School sports have been closed since March amid pandemic precautions. The winter state playoffs and the entire spring season were canceled as schools were closed for the remainder of the school year.
Cuomo, during his Monday press conference, said interscholastic sports must follow state Health Department guidelines, just as schools prepare to reopen this fall. He also said travel for training or playing is not permitted outside of a school’s area until October 19.
“We are approaching youth sports like we approached everything else during our phased reopening,” Cuomo said in a press release. “Teams are not permitted to compete outside of a school area or contiguous area at this time until we can assess the effects.”
Additionally, the governor’s press release says indoor facility capacity is capped at a maximum of 50% occupancy and attendance is limited to a maximum of two spectators per player.
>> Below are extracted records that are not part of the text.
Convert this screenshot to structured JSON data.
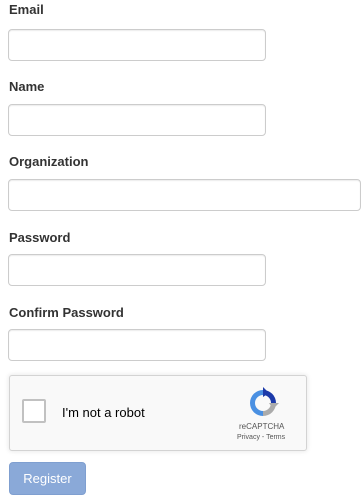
{
  "form": {
    "fields": [
      {
        "label": "Email",
        "value": ""
      },
      {
        "label": "Name",
        "value": ""
      },
      {
        "label": "Organization",
        "value": ""
      },
      {
        "label": "Password",
        "value": ""
      },
      {
        "label": "Confirm Password",
        "value": ""
      }
    ],
    "register_label": "Register"
  },
  "captcha": {
    "checkbox_label": "I'm not a robot",
    "brand": "reCAPTCHA",
    "privacy_link": "Privacy",
    "separator": " - ",
    "terms_link": "Terms",
    "logo_icon": "recaptcha-icon"
  },
  "colors": {
    "register_button": "#8aa9d8",
    "recaptcha_blue": "#1c3aa9",
    "recaptcha_light": "#4a90e2",
    "recaptcha_gray": "#ababab"
  }
}
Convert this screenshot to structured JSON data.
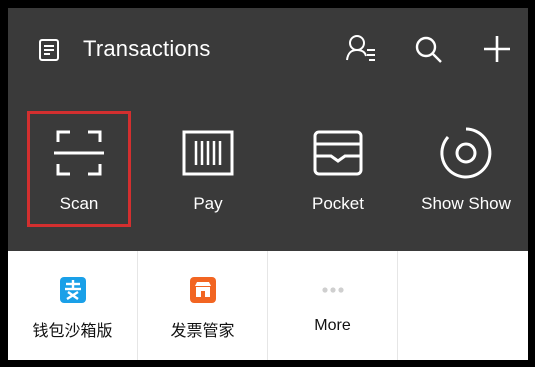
{
  "header": {
    "title": "Transactions",
    "icons": [
      "document-icon",
      "contacts-icon",
      "search-icon",
      "plus-icon"
    ]
  },
  "quick_actions": [
    {
      "label": "Scan",
      "icon": "scan-icon",
      "highlighted": true
    },
    {
      "label": "Pay",
      "icon": "barcode-icon"
    },
    {
      "label": "Pocket",
      "icon": "wallet-icon"
    },
    {
      "label": "Show Show",
      "icon": "show-icon"
    }
  ],
  "apps": [
    {
      "label": "钱包沙箱版",
      "icon": "alipay-icon",
      "color": "#1aa0e8"
    },
    {
      "label": "发票管家",
      "icon": "invoice-icon",
      "color": "#f26522"
    },
    {
      "label": "More",
      "icon": "more-dots-icon",
      "color": "#cfcfcf"
    }
  ],
  "colors": {
    "header_bg": "#3a3a3a",
    "highlight": "#d32f2f"
  }
}
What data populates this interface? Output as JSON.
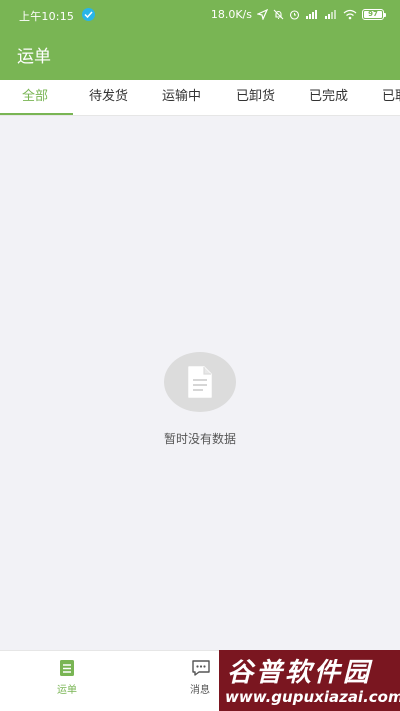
{
  "status_bar": {
    "time": "上午10:15",
    "network_speed": "18.0K/s",
    "battery_level": "97"
  },
  "header": {
    "title": "运单",
    "background_color": "#79b554"
  },
  "tabs": [
    {
      "label": "全部",
      "active": true
    },
    {
      "label": "待发货",
      "active": false
    },
    {
      "label": "运输中",
      "active": false
    },
    {
      "label": "已卸货",
      "active": false
    },
    {
      "label": "已完成",
      "active": false
    },
    {
      "label": "已取",
      "active": false
    }
  ],
  "empty_state": {
    "icon": "document-icon",
    "message": "暂时没有数据"
  },
  "bottom_nav": {
    "items": [
      {
        "label": "运单",
        "icon": "waybill-icon",
        "active": true
      },
      {
        "label": "消息",
        "icon": "message-icon",
        "active": false
      }
    ]
  },
  "watermark": {
    "title": "谷普软件园",
    "url": "www.gupuxiazai.com"
  },
  "colors": {
    "accent": "#79b554",
    "background": "#f2f2f6"
  }
}
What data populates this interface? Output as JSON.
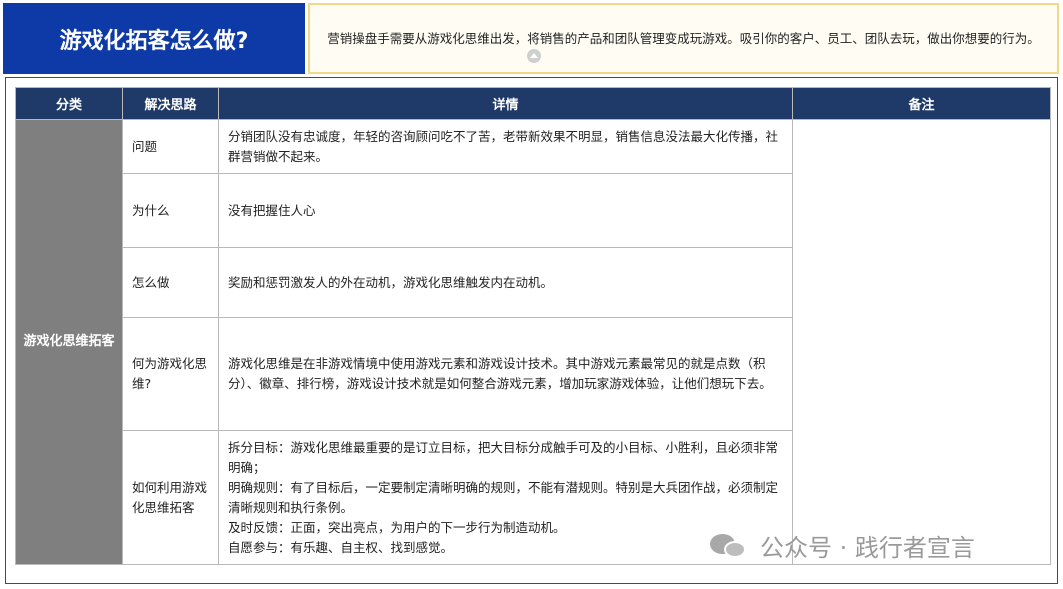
{
  "header": {
    "title": "游戏化拓客怎么做?",
    "intro": "营销操盘手需要从游戏化思维出发，将销售的产品和团队管理变成玩游戏。吸引你的客户、员工、团队去玩，做出你想要的行为。"
  },
  "table": {
    "columns": [
      "分类",
      "解决思路",
      "详情",
      "备注"
    ],
    "category": "游戏化思维拓客",
    "rows": [
      {
        "idea": "问题",
        "detail": "分销团队没有忠诚度，年轻的咨询顾问吃不了苦，老带新效果不明显，销售信息没法最大化传播，社群营销做不起来。"
      },
      {
        "idea": "为什么",
        "detail": "没有把握住人心"
      },
      {
        "idea": "怎么做",
        "detail": "奖励和惩罚激发人的外在动机，游戏化思维触发内在动机。"
      },
      {
        "idea": "何为游戏化思维?",
        "detail": "游戏化思维是在非游戏情境中使用游戏元素和游戏设计技术。其中游戏元素最常见的就是点数（积分）、徽章、排行榜，游戏设计技术就是如何整合游戏元素，增加玩家游戏体验，让他们想玩下去。"
      },
      {
        "idea": "如何利用游戏化思维拓客",
        "detail_lines": [
          "拆分目标：游戏化思维最重要的是订立目标，把大目标分成触手可及的小目标、小胜利，且必须非常明确；",
          "明确规则：有了目标后，一定要制定清晰明确的规则，不能有潜规则。特别是大兵团作战，必须制定清晰规则和执行条例。",
          "及时反馈：正面，突出亮点，为用户的下一步行为制造动机。",
          "自愿参与：有乐趣、自主权、找到感觉。"
        ]
      }
    ],
    "note": ""
  },
  "watermark": {
    "text": "公众号 · 践行者宣言",
    "icon": "wechat-icon"
  }
}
Social distancing and wearing a face covering remain mandatory.
Zayas said the number of practices needed before playing contests, and whether or not sectional playoffs can take place, are two of the topics NYSPHSAA will discuss with section managers and its coronavirus task force on Tuesday.
“We are awaiting further guidance on this,” Zayas said.
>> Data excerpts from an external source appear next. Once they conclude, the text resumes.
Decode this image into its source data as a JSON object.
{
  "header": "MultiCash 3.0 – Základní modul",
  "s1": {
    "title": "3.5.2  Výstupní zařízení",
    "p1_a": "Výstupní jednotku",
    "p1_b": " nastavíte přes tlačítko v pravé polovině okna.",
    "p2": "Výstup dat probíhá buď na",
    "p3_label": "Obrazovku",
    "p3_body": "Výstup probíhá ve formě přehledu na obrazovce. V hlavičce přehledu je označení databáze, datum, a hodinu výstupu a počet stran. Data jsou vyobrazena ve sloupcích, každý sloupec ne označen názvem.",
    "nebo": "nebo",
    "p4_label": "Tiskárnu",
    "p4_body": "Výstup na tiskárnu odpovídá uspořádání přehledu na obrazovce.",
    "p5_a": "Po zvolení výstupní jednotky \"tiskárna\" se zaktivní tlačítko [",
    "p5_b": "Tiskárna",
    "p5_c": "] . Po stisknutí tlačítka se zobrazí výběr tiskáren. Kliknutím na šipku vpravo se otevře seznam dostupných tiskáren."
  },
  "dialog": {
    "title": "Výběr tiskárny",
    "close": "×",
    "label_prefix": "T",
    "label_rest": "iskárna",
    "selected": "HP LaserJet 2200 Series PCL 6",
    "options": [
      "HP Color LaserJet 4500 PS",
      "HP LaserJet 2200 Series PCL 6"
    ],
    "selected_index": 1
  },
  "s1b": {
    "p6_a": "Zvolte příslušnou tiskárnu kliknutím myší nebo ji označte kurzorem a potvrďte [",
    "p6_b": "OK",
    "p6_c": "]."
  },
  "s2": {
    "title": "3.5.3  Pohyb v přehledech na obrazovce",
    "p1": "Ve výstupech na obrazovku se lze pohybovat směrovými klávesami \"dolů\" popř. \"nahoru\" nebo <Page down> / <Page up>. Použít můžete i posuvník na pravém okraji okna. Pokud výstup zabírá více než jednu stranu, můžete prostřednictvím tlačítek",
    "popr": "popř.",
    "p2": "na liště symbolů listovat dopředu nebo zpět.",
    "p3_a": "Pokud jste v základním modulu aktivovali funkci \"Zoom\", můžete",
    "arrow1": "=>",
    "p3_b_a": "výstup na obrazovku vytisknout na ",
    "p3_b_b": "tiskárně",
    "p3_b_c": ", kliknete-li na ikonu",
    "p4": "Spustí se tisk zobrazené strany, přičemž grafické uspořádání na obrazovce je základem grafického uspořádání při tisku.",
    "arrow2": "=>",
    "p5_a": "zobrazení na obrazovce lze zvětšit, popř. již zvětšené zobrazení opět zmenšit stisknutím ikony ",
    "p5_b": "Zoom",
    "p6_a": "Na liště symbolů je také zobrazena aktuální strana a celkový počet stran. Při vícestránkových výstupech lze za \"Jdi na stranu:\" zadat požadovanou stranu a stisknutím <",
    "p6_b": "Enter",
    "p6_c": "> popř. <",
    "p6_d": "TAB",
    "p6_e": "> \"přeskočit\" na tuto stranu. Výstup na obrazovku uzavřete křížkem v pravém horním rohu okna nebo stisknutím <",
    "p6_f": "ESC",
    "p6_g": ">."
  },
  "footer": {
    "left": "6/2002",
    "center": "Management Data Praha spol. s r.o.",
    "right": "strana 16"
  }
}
Fall sports considered low risk by the governor’s office include soccer, cross country, field hockey, tennis, swimming and golf.
Football is considered high-risk due to the full-contact nature of the sport and the difficulty of social distancing on a crowded touchline.
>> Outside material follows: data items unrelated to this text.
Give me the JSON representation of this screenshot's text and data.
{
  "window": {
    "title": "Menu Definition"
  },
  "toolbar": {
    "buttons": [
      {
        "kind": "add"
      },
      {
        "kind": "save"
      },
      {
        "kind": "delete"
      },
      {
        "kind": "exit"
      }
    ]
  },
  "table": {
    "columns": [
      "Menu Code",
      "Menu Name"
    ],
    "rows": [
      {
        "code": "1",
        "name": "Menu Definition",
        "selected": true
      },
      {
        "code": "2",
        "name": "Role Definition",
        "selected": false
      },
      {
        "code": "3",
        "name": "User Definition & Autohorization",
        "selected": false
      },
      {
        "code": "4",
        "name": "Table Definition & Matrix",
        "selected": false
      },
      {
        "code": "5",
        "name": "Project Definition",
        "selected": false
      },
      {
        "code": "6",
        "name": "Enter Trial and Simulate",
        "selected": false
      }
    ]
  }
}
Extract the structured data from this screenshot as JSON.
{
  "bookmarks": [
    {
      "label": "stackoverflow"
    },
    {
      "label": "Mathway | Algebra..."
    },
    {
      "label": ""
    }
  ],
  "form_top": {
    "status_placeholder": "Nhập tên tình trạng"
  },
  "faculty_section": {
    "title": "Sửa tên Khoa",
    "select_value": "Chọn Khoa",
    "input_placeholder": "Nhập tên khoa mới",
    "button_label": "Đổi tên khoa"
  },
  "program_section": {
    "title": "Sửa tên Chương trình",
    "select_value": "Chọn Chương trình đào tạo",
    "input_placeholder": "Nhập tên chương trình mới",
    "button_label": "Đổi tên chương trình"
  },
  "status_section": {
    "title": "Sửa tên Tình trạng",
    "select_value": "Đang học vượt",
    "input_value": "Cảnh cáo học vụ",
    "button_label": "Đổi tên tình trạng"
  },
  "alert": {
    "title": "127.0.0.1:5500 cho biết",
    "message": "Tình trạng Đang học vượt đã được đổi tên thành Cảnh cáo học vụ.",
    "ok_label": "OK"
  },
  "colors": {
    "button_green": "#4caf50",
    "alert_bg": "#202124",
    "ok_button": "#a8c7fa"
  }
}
Assuming a football season can be played this fall, Lilac said it would be “interesting” to see what Section II comes up with for a schedule – especially if it is to be crammed into October and November.
“A long time ago Section II was the regular 10-game schedule, with playoffs,” Lilac said. “I don’t know if that’s what they’re going to do or if the state has other plans.
“The two big things we’re looking at are when school starts and how it’s going, and flu season,” Lilac added, “and where we fit in between those.”
According to the schedule announced by NYSPHSAA, Section Directors and NYSPHSAA Officers meet within 24 hours, the Coronavirus Task Force meets the following day, and NYSPHSAA Officers make all remaining decisions the following day.